Where academia meets industry, we also partner on testing novel applications: toothpaste and oral rinse trials draw on theobromine’s benefits for enamel function. Food scientists share acid resistance data when optimizing cocoa-mimic drinks. We test along with them, entering pilot lines or prototype production at our site. Feedback then flows backward to tweak process design, update documentation, and adjust future lot runs.

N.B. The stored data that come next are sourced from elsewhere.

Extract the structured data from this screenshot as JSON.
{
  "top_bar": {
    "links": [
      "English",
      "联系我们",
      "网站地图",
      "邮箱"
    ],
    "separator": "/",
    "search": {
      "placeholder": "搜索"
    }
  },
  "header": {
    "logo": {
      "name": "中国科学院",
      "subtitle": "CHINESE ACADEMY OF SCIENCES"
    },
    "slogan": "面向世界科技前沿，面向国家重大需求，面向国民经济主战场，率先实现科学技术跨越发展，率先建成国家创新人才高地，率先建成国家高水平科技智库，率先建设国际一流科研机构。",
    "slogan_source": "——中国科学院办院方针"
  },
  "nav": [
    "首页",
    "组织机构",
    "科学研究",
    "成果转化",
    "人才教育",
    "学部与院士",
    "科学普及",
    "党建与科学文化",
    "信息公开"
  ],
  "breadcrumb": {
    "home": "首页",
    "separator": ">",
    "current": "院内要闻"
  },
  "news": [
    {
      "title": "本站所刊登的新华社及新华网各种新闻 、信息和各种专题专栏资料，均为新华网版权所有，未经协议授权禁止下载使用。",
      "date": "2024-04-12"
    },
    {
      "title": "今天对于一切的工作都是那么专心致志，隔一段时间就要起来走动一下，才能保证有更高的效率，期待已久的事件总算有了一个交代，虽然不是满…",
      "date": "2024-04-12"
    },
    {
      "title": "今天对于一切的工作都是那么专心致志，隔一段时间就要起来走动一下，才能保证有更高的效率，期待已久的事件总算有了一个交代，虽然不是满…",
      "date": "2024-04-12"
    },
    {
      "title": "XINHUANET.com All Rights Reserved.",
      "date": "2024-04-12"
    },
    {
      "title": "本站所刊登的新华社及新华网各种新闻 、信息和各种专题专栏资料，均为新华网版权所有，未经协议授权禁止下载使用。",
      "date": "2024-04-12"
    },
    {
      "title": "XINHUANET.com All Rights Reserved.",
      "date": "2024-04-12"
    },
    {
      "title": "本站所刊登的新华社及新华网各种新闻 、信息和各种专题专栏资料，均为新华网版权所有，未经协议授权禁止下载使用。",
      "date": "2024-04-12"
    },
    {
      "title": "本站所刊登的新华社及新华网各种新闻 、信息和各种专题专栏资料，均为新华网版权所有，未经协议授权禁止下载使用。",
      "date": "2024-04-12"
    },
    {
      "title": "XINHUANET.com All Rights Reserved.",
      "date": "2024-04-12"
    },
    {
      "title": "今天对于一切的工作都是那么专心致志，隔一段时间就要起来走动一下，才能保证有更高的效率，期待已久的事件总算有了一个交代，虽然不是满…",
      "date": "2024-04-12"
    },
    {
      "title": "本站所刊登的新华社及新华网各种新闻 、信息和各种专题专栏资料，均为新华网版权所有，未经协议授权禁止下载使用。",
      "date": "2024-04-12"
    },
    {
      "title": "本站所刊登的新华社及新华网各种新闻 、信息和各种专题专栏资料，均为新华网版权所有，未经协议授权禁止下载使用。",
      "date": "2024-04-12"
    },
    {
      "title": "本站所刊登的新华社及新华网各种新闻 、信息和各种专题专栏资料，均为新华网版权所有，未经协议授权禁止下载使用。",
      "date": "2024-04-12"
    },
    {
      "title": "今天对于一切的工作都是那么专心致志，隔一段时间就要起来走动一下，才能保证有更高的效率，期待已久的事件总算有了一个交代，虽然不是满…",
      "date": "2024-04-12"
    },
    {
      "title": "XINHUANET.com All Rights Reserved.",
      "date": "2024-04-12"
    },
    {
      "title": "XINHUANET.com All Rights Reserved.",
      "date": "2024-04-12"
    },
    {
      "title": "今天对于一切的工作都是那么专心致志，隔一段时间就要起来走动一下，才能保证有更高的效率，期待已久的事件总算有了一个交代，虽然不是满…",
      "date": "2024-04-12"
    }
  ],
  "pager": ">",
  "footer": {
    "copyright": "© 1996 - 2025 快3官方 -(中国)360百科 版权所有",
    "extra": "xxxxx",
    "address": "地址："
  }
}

Finished theobromine leaves our site in a variety of formats—25 kg fiber drums, one-tonne bags for bulk users, or custom packs for specialty orders. Each shipment carries a unique identity, batch tested and sealed against air, moisture, and contaminants. Labels reflect not only the chemistry inside but our collective care and experience, from raw acquisition through finished packaging.
Our history with theobromine spans multiple decades and sectors—pharmaceutical, food, beverage, and animal health. This perspective guides every process improvement and quality check. No two factories work the same; our advantage, built up trial by error, lies in understanding both molecule and customer, from raw cacao input to finished application across the globe.
The chemical world will always buzz about new uses and breakthroughs, but the work on the ground remains constant: refine, verify, support customers, and adapt to the changing regulatory and market landscape. Theobromine, with its bittersweet roots and versatile pharmacology, deserves honest treatment and careful handling.
From our vantage, real quality shines at every link—clean input, rigorous production, tight testing, and attentive service. Years in this business show that the best theobromine does not come from scaling up raw science alone, but from leaning into every unforeseen curve, customer question, and quality demand as it comes.
Whether for a complex beverage launch, a nutraceutical pilot, or an industrial experiment, our approach stays consistent. We put people who know process in direct dialogue with those who need the end result. Grants, standards, and regulations evolve, but solid manufacturing endures on practical know-how and willingness to meet demand—be that in purity, particle tuning, or full-chain transparency.
Theobromine remains a unique offering in our portfolio not simply by virtue of plant origin or claimed health effect, but by the careful, daily work carried out here. Our pulse remains on the line floor, its challenges, and the expectations our partners place in our product. We continue to welcome new requests and challenges, shaping the future of theobromine with every batch.